John Z comments on his own article in which he'd mentioned Dorothy Day in passing:
Well, I can't quite give you a full answer, since I found D.D.'s book so unpleasant I couldn't get through it. But what I have read of her, and seen of her movement, makes me queasy. To put it briefly, she seems to me the mirror image of Ayn Rand, and equally insufferable. I'm planning to slog through her book in pursuit of an article about her and Rand.
It strikes me that she didn't love the poor so much as poverty, and that her objections to the market economy were precisely that it produced wealth and middle-class comfort, which she seemed to detest. I'm reminded of Christopher Dawson's profoundly mistaken essay on Catholicism and the Bourgeois Ethic, and Amitore Fanfani's equally off-putting book on Catholicism, Protestantism, and Capitalism. I'm reminded of the Spiritual Franciscans, and all those who hold up ordinary Christians to monastic standards--goading them in the short run perhaps to heroism, and in the long run to despair or cynicism.
In general, any AUTObiography that makes me "feel unworthy to call myself a Christian" compared to the AUTHOR makes me deeply suspicious.
Any religious movement which becomes almost 100% heretical in the lifetime of its founder was probably built on sand.
But again, I'll have to goad myself to finish her book, with the promised reward of the essay: "The Two Insufferables: Ayn Rand and Dorothy Day." Stay tuned....
This is as humor-filled as any Zmirak essay, and in it he pinpoints what has always troubled me about Day. Like many leftist radicals, her left-anarchist followers seemed to believe that any system is preferable to the present one, therefore let us tear it down. Whereas her followers who are not as radical are continually in a sheepish "well-what-she-really-meant-was" mode. Neither one of these interpretations of Day's teachings strikes me as Catholic nor even coherent and is therefore most likely an utter waste of time in a world filled with great Catholic classics which I yet need to read.

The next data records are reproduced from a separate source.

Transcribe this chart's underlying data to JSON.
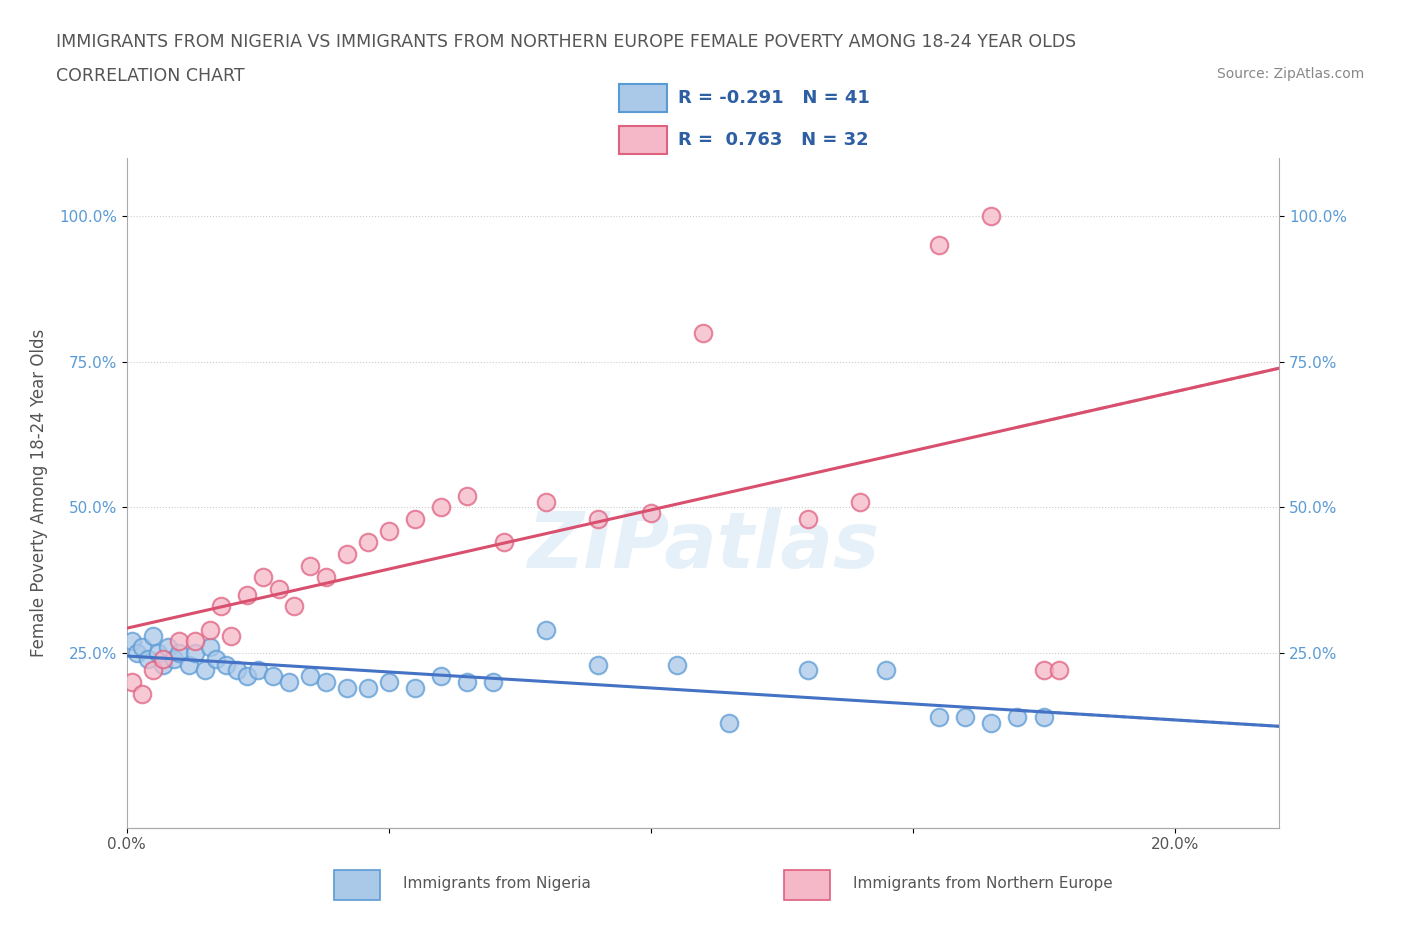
{
  "title_line1": "IMMIGRANTS FROM NIGERIA VS IMMIGRANTS FROM NORTHERN EUROPE FEMALE POVERTY AMONG 18-24 YEAR OLDS",
  "title_line2": "CORRELATION CHART",
  "source_text": "Source: ZipAtlas.com",
  "ylabel": "Female Poverty Among 18-24 Year Olds",
  "xlim": [
    0.0,
    0.22
  ],
  "ylim": [
    -0.05,
    1.1
  ],
  "nigeria_color": "#aac8e8",
  "nigeria_edge_color": "#5b9bd5",
  "northern_europe_color": "#f4b8c8",
  "northern_europe_edge_color": "#e06080",
  "nigeria_R": -0.291,
  "nigeria_N": 41,
  "northern_europe_R": 0.763,
  "northern_europe_N": 32,
  "nigeria_line_color": "#4472c4",
  "northern_europe_line_color": "#d94f6e",
  "watermark": "ZIPatlas",
  "legend_R_color": "#2e5fa3",
  "nigeria_x": [
    0.001,
    0.002,
    0.003,
    0.004,
    0.005,
    0.006,
    0.007,
    0.008,
    0.009,
    0.01,
    0.012,
    0.013,
    0.015,
    0.016,
    0.017,
    0.019,
    0.021,
    0.023,
    0.025,
    0.028,
    0.031,
    0.035,
    0.038,
    0.042,
    0.046,
    0.05,
    0.055,
    0.06,
    0.065,
    0.07,
    0.08,
    0.09,
    0.105,
    0.115,
    0.13,
    0.145,
    0.155,
    0.16,
    0.165,
    0.17,
    0.175
  ],
  "nigeria_y": [
    0.27,
    0.25,
    0.26,
    0.24,
    0.28,
    0.25,
    0.23,
    0.26,
    0.24,
    0.25,
    0.23,
    0.25,
    0.22,
    0.26,
    0.24,
    0.23,
    0.22,
    0.21,
    0.22,
    0.21,
    0.2,
    0.21,
    0.2,
    0.19,
    0.19,
    0.2,
    0.19,
    0.21,
    0.2,
    0.2,
    0.29,
    0.23,
    0.23,
    0.13,
    0.22,
    0.22,
    0.14,
    0.14,
    0.13,
    0.14,
    0.14
  ],
  "neu_x": [
    0.001,
    0.003,
    0.005,
    0.007,
    0.01,
    0.013,
    0.016,
    0.018,
    0.02,
    0.023,
    0.026,
    0.029,
    0.032,
    0.035,
    0.038,
    0.042,
    0.046,
    0.05,
    0.055,
    0.06,
    0.065,
    0.072,
    0.08,
    0.09,
    0.1,
    0.11,
    0.13,
    0.14,
    0.155,
    0.165,
    0.175,
    0.178
  ],
  "neu_y": [
    0.2,
    0.18,
    0.22,
    0.24,
    0.27,
    0.27,
    0.29,
    0.33,
    0.28,
    0.35,
    0.38,
    0.36,
    0.33,
    0.4,
    0.38,
    0.42,
    0.44,
    0.46,
    0.48,
    0.5,
    0.52,
    0.44,
    0.51,
    0.48,
    0.49,
    0.8,
    0.48,
    0.51,
    0.95,
    1.0,
    0.22,
    0.22
  ]
}
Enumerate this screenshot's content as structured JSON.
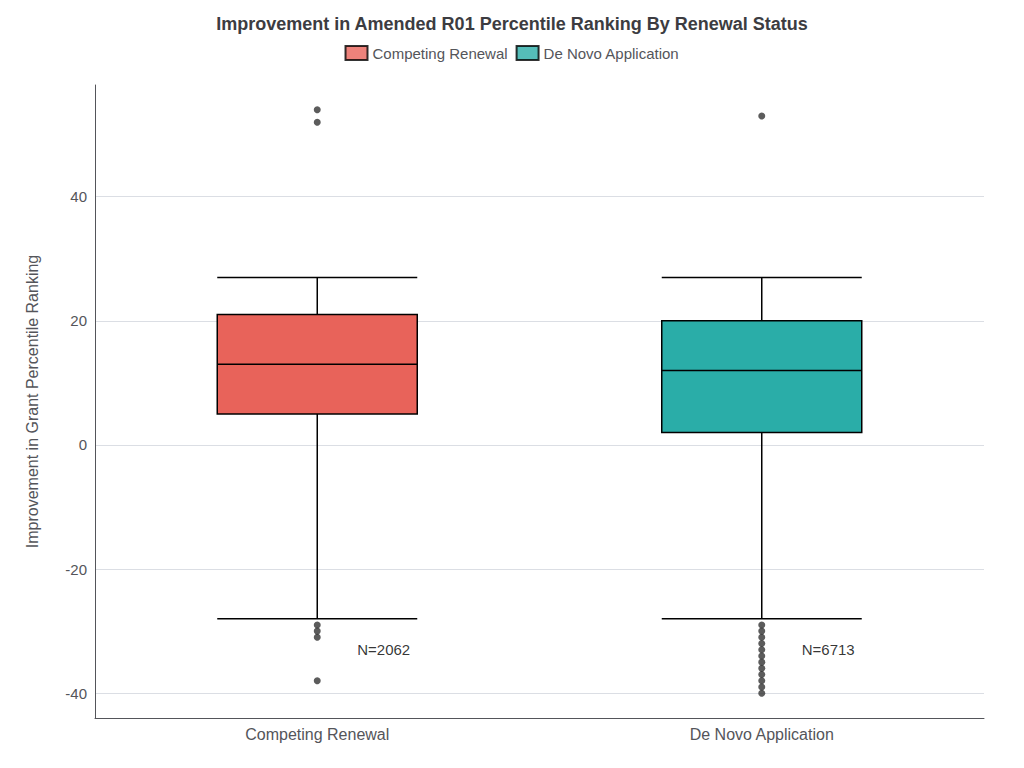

Anyone enamored of Day from her writings would advise me to read them. What I have read of her comes across as the tedious rantings of an insufferable scold. If she was great for what she accomplished, then I've known many great people. If she was great as a writer, then I've read books by greater people and much better communicators. And maybe I should start my line of Pauli-brand books.